# Smoking pork shoulder and Traeger turned off HELP!!!



## jaimeruns (Feb 18, 2017)

I started a pork shoulder butt last night and checked on it at 5:30am, it was doing great and the temp was at 160- I'm guessing at the stall. I fell back asleep until 8:00 and checked it again and and the Traeger was OFF!!! My meat temp is now at 115. I'm totally freaking out that it ruined my meat. The thing is, I don't know when the grill turned off, but at the most it could have been 2.5 hours. I turned the grill back on and I'm going to get the heat back up ASAP.... but is there a possibility that it could have sat in the danger zone for too long? Also any suggestions on how to save it? My party starts at 3pm today so I had a goal to get it off the grill by then at the latest to let it sit and then shred it to serve at 4-4:30. 

Thanks so much, 

I'm going to frantically search through other posts as well.


----------



## dirtsailor2003 (Feb 18, 2017)

Fire it back up and get back to cooking. You were above the safe cook temp for pork.
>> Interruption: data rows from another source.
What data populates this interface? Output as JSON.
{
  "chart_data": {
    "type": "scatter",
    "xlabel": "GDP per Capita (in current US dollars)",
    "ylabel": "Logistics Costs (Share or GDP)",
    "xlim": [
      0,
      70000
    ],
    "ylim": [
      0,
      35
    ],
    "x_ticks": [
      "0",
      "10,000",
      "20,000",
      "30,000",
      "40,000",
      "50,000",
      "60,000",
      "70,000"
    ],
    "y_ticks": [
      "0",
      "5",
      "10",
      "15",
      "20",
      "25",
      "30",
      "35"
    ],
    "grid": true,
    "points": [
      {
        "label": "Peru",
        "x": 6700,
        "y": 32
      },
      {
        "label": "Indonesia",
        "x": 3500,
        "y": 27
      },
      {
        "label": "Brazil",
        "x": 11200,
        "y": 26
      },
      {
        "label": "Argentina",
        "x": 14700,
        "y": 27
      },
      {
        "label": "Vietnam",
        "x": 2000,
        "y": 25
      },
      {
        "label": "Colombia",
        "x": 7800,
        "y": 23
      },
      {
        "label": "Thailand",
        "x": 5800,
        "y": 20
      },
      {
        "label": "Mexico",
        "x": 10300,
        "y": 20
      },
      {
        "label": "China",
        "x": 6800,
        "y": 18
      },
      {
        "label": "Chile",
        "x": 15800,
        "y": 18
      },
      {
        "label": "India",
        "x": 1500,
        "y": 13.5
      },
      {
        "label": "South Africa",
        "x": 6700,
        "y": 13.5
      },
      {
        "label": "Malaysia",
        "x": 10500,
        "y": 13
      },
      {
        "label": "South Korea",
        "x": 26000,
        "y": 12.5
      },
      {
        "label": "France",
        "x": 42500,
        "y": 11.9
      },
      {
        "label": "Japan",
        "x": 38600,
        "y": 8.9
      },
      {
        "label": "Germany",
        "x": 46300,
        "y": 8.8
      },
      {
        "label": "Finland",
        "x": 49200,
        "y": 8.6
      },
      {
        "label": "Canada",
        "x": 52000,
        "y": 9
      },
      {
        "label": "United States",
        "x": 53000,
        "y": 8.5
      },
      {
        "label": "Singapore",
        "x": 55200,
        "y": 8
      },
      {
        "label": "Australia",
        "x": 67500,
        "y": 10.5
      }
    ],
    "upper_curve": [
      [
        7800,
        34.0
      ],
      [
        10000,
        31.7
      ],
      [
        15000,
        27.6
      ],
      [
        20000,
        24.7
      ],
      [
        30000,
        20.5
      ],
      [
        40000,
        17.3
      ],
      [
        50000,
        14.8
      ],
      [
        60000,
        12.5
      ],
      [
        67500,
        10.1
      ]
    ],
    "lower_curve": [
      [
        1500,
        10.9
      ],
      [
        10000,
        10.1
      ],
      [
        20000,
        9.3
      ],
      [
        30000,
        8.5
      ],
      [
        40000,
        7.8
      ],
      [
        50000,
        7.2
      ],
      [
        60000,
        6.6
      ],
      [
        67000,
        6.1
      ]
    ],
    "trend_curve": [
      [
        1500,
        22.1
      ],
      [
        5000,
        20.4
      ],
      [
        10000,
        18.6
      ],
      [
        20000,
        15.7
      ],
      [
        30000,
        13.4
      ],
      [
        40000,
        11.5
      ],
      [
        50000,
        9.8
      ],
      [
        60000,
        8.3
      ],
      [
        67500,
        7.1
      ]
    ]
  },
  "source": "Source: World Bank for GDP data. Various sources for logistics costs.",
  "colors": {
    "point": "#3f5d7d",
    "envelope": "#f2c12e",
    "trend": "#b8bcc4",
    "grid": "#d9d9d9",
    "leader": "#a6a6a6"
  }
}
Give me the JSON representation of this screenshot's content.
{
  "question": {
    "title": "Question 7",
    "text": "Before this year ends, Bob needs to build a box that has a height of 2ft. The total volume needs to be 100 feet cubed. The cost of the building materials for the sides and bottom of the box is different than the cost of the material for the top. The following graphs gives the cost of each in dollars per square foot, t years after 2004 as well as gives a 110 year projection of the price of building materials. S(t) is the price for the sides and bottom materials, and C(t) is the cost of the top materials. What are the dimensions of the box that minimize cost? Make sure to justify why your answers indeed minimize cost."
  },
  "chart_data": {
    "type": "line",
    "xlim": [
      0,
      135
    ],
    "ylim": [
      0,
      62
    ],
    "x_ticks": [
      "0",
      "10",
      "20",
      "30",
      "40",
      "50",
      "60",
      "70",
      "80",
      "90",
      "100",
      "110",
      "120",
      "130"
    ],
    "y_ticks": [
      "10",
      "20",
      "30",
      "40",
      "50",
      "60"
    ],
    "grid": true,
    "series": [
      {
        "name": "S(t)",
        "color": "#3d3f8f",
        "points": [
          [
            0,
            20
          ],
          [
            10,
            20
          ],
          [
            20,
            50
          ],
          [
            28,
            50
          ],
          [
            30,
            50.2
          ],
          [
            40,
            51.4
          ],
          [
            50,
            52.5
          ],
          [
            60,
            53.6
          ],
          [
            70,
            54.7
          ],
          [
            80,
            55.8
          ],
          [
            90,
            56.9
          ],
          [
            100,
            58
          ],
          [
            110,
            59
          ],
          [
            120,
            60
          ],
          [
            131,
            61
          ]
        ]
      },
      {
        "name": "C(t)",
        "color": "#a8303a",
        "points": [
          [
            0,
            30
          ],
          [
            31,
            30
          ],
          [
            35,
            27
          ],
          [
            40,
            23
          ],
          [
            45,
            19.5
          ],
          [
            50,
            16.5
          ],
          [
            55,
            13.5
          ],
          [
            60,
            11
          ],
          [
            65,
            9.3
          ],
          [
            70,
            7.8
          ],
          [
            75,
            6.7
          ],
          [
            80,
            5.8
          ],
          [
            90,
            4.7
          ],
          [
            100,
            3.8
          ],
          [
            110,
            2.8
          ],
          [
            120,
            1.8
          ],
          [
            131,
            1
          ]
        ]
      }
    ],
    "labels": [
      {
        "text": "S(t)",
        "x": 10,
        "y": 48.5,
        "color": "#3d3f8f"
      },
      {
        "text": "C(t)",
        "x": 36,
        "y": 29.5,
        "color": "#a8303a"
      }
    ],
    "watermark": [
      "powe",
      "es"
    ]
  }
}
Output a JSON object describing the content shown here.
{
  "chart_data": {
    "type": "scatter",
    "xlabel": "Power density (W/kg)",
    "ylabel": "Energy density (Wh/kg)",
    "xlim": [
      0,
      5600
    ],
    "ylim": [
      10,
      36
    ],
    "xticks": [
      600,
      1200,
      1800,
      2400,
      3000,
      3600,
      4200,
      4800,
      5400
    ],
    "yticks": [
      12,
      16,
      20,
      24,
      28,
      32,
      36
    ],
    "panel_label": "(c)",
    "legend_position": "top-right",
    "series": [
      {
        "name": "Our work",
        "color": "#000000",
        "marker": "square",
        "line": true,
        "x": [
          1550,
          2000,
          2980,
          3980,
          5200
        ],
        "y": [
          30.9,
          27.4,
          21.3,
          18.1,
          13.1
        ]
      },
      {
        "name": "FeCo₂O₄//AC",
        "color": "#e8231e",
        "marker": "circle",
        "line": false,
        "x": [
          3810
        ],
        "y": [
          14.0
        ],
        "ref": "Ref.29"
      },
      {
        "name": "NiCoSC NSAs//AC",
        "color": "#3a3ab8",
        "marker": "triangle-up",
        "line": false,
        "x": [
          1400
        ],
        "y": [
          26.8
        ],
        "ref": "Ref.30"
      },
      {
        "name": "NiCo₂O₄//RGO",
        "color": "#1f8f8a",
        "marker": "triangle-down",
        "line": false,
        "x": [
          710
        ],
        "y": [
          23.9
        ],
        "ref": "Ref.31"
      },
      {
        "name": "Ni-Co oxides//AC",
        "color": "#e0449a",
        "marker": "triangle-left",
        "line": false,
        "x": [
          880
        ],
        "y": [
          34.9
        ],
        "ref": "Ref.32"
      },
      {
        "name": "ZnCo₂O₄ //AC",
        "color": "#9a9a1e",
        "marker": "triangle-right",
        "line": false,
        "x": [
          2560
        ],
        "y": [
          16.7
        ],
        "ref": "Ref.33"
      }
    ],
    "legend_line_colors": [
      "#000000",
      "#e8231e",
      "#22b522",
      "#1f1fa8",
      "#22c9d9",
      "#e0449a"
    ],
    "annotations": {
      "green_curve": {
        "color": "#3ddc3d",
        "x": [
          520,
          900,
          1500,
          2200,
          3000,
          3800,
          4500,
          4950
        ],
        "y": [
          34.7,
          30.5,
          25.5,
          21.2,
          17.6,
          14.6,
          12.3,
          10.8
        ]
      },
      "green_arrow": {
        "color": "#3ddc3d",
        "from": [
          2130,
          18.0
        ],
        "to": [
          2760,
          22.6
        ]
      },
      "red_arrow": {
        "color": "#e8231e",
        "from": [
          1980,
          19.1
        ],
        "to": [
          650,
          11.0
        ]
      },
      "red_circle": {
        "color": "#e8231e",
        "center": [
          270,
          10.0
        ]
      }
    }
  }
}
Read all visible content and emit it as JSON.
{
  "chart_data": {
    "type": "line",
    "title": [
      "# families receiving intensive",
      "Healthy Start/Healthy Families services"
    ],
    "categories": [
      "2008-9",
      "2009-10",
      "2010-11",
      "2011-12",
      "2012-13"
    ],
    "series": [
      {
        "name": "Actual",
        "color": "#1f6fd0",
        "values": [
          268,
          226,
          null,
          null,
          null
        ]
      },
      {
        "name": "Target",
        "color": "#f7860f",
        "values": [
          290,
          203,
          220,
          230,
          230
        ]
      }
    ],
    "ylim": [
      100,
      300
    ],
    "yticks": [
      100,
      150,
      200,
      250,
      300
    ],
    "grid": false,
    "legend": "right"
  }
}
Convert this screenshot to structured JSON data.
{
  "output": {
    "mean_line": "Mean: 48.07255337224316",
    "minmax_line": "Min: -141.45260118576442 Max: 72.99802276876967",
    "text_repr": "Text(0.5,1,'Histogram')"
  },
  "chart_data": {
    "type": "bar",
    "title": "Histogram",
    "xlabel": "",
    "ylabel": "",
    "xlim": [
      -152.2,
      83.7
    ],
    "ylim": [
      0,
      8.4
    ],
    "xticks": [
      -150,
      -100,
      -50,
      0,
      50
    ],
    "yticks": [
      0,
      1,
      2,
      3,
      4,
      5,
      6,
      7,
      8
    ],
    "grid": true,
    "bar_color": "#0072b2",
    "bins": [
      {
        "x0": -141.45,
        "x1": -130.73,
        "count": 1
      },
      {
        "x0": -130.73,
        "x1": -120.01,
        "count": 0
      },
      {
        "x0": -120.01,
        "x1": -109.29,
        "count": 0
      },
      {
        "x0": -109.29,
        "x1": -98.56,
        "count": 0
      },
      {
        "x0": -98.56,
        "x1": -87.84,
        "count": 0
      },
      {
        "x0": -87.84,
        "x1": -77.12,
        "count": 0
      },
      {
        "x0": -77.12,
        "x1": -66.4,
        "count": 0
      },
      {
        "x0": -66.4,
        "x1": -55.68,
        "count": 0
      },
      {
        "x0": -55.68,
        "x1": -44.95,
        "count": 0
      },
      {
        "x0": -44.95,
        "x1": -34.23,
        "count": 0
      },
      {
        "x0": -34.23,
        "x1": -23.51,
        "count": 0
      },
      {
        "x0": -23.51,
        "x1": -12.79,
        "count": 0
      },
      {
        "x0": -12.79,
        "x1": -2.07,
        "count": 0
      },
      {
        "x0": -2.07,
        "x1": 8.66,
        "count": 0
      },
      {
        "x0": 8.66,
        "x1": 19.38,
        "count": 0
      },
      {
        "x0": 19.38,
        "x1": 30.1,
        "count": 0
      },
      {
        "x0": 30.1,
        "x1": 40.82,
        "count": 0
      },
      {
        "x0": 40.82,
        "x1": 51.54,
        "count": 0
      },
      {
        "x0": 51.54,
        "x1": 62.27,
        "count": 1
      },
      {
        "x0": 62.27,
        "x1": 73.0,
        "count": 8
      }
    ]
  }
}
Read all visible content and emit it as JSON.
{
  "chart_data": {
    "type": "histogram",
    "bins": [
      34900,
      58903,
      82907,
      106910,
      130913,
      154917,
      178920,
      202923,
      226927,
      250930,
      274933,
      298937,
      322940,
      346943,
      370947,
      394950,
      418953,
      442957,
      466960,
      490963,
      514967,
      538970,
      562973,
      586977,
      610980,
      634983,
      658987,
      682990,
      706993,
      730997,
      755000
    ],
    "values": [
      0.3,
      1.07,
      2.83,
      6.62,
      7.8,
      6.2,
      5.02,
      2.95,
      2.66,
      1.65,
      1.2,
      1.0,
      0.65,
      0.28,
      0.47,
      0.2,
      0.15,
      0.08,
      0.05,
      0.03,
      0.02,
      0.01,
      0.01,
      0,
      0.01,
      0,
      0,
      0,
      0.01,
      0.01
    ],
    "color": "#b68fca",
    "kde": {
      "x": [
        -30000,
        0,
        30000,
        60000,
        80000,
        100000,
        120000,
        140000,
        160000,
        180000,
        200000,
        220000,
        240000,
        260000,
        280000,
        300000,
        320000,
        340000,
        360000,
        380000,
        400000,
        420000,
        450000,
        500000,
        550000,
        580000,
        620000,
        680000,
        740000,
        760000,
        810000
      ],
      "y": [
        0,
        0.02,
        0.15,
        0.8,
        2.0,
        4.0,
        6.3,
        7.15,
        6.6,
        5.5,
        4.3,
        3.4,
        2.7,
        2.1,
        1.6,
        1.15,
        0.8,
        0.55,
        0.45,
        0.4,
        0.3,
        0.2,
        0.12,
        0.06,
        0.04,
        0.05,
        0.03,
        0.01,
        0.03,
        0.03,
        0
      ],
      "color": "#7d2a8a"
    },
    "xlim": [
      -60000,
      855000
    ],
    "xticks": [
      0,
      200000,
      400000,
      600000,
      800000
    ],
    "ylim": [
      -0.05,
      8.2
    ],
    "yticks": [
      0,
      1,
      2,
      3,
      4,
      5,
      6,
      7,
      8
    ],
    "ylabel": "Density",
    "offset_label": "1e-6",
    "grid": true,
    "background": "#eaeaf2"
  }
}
Everything should be fine.


----------



## jaimeruns (Feb 18, 2017)

dirtsailor2003 said:


> Fire it back up and get back to cooking. You were above the safe cook temp for pork. Everything should be fine.


Thank you! I did just that. Got it back up to 160 after an hour. Cooked it another 4 hours, just pulled it off and it's falling apart. I can't wait to eat this thing.


----------